Redação

Maior reserva indígena do Brasil, o território Yanomami, localizado entre os estados do Amazonas e de Roraima, tem sido palco de uma tragédia humanitária que coloca em risco a sobrevivência dos povos originários que lá habitam. Segundo o Ministério dos Povos Indígenas, em 2022 ao menos 570 crianças morreram por desnutrição, fome e contaminação pelo mercúrio.

A terra indígena sofre com o garimpo ilegal, atividade que leva à contaminação dos rios e cria escavações no solo que geram proliferação de mosquitos, ocasionando o aumento nos casos de malária, que chegaram a 11.530 em 2022.

A presença de garimpeiros tem causado desorganização social e gerado problemas de segurança, dificultando o acesso de equipes de saúde às regiões onde há pessoas doentes.

O número de garimpeiros na Terra Indígena Yanomami passou de 20 mil em 2022, quase o tamanho da população de 28 mil povos originários da região.
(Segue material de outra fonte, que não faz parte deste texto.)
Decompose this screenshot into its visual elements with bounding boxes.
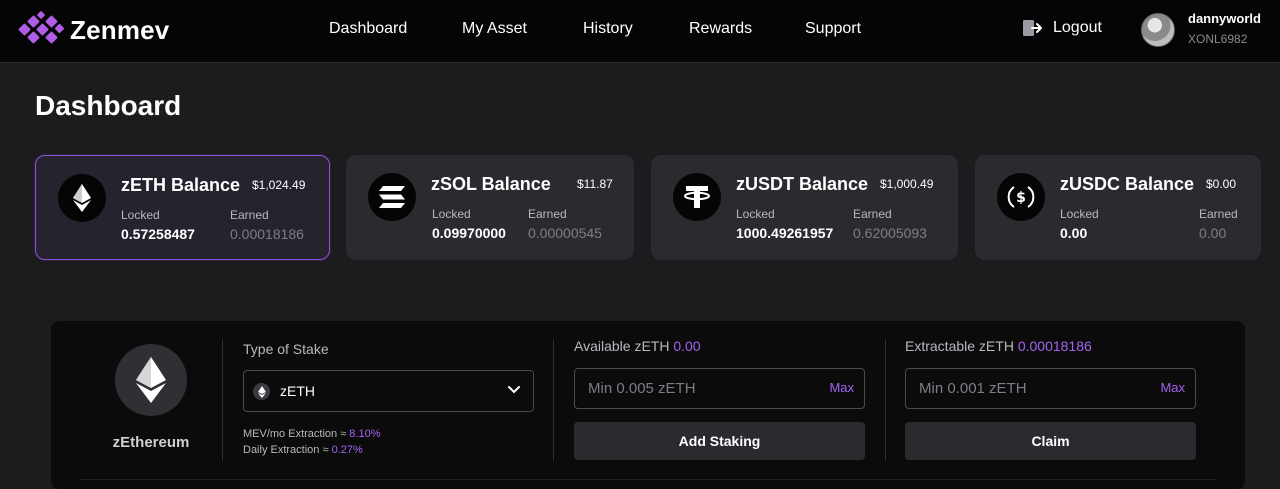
mev-value: 8.10% — [349, 428, 381, 440]
add-staking-button[interactable]: Add Staking — [574, 422, 865, 460]
brand-logo[interactable]: Zenmev — [16, 10, 170, 48]
card-zsol-balance[interactable]: zSOL Balance $11.87 Locked 0.09970000 Ea… — [346, 155, 634, 260]
locked-label: Locked — [121, 208, 160, 222]
earned-value: 0.00 — [1199, 225, 1227, 241]
divider — [885, 339, 886, 461]
earned-value: 0.62005093 — [853, 225, 927, 241]
card-usd-value: $0.00 — [1206, 177, 1237, 191]
logo-mark-icon — [16, 10, 66, 48]
coin-name: zEthereum — [112, 434, 190, 451]
card-title: zETH Balance — [121, 175, 241, 195]
ethereum-icon — [253, 383, 270, 400]
solana-icon — [368, 173, 416, 221]
daily-label: Daily Extraction ≈ — [243, 444, 329, 456]
earned-label: Earned — [853, 207, 892, 221]
extractable-value: 0.00018186 — [1017, 338, 1092, 354]
avatar[interactable] — [1141, 13, 1175, 47]
nav-my-asset[interactable]: My Asset — [462, 20, 527, 38]
mev-label: MEV/mo Extraction ≈ — [243, 428, 347, 440]
available-label: Available zETH — [574, 338, 670, 354]
logout-icon — [1023, 20, 1042, 36]
card-title: zUSDT Balance — [736, 174, 869, 194]
card-usd-value: $11.87 — [577, 177, 613, 191]
user-id: XONL6982 — [1188, 32, 1248, 46]
stake-type-select[interactable]: zETH — [243, 370, 534, 412]
stake-amount-input[interactable] — [575, 369, 815, 408]
stake-type-value: zETH — [280, 383, 315, 399]
nav-history[interactable]: History — [583, 20, 633, 38]
extractable-label: Extractable zETH — [905, 338, 1014, 354]
locked-value: 1000.49261957 — [736, 225, 834, 241]
locked-value: 0.09970000 — [432, 225, 506, 241]
card-title: zSOL Balance — [431, 174, 551, 194]
earned-value: 0.00018186 — [230, 226, 304, 242]
locked-value: 0.57258487 — [121, 226, 195, 242]
earned-value: 0.00000545 — [528, 225, 602, 241]
earned-label: Earned — [230, 208, 269, 222]
locked-label: Locked — [1060, 207, 1099, 221]
tether-icon — [673, 173, 721, 221]
earned-label: Earned — [528, 207, 567, 221]
claim-max-button[interactable]: Max — [1160, 380, 1185, 395]
claim-amount-input[interactable] — [906, 369, 1146, 408]
username: dannyworld — [1188, 11, 1261, 26]
available-line: Available zETH 0.00 — [574, 338, 701, 354]
earned-label: Earned — [1199, 207, 1238, 221]
locked-label: Locked — [736, 207, 775, 221]
logout-label: Logout — [1053, 19, 1102, 36]
nav-dashboard[interactable]: Dashboard — [329, 20, 407, 38]
available-value: 0.00 — [673, 338, 701, 354]
divider — [81, 479, 1215, 480]
card-zusdc-balance[interactable]: $ zUSDC Balance $0.00 Locked 0.00 Earned… — [975, 155, 1261, 260]
extractable-line: Extractable zETH 0.00018186 — [905, 338, 1092, 354]
stake-max-button[interactable]: Max — [829, 380, 854, 395]
stake-type-label: Type of Stake — [243, 341, 329, 357]
nav-rewards[interactable]: Rewards — [689, 20, 752, 38]
nav-support[interactable]: Support — [805, 20, 861, 38]
stake-amount-field: Max — [574, 368, 865, 409]
page-title: Dashboard — [35, 90, 182, 121]
locked-value: 0.00 — [1060, 225, 1088, 241]
divider — [222, 339, 223, 461]
card-usd-value: $1,000.49 — [880, 177, 934, 191]
ethereum-icon — [115, 344, 187, 416]
mev-extraction-line: MEV/mo Extraction ≈ 8.10% — [243, 428, 381, 440]
card-usd-value: $1,024.49 — [252, 178, 306, 192]
logout-button[interactable]: Logout — [1022, 19, 1102, 37]
top-navbar: Zenmev Dashboard My Asset History Reward… — [0, 0, 1280, 63]
daily-value: 0.27% — [331, 444, 363, 456]
daily-extraction-line: Daily Extraction ≈ 0.27% — [243, 444, 363, 456]
card-zusdt-balance[interactable]: zUSDT Balance $1,000.49 Locked 1000.4926… — [651, 155, 958, 260]
svg-text:$: $ — [1016, 190, 1026, 206]
card-zeth-balance[interactable]: zETH Balance $1,024.49 Locked 0.57258487… — [35, 155, 330, 260]
brand-name: Zenmev — [70, 14, 170, 45]
ethereum-icon — [58, 174, 106, 222]
claim-button[interactable]: Claim — [905, 422, 1196, 460]
locked-label: Locked — [432, 207, 471, 221]
card-title: zUSDC Balance — [1060, 174, 1195, 194]
stake-panel: zEthereum Type of Stake zETH MEV/mo Extr… — [51, 321, 1245, 489]
claim-amount-field: Max — [905, 368, 1196, 409]
chevron-down-icon — [508, 386, 520, 394]
usdc-icon: $ — [997, 173, 1045, 221]
divider — [553, 339, 554, 461]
Conselho denuncia adoções irregulares

Outra denúncia grave é a de que diversas crianças Yanomami foram retiradas de seus pais e encaminhadas para adoção, segundo o Conselho Indígena de Roraima – CIR. A organização acionou entidades como a Fundação Nacional dos Povos Indígenas – Funai, o Ministério Público – MP, Vara da Infância, secretarias de Saúde e do Trabalho de Roraima e o Conselho Tutelar do Estado.

Diante da denúncia, a Secretaria Nacional dos Direitos das Crianças e dos Adolescentes do Ministério de Direitos Humanos e Cidadania iniciou apuração das possíveis adoções ilegais e de exploração sexual infantil em território Yanomami.

Além disso, o Ministério da Saúde declarou emergência de saúde pública e criou o Comitê de Coordenação Nacional para discutir e adotar medidas em articulação entre os poderes para prestar atendimento à população local.

Na quarta-feira (1º/2), a Força Aérea Brasileira – FAB iniciou o controle do espaço aéreo do território indígena como forma de combater o garimpo ilegal. As aeronaves que descumprirem as regras estabelecidas pela FAB estarão sujeitas às Medidas de Proteção do Espaço Aéreo – MPEA.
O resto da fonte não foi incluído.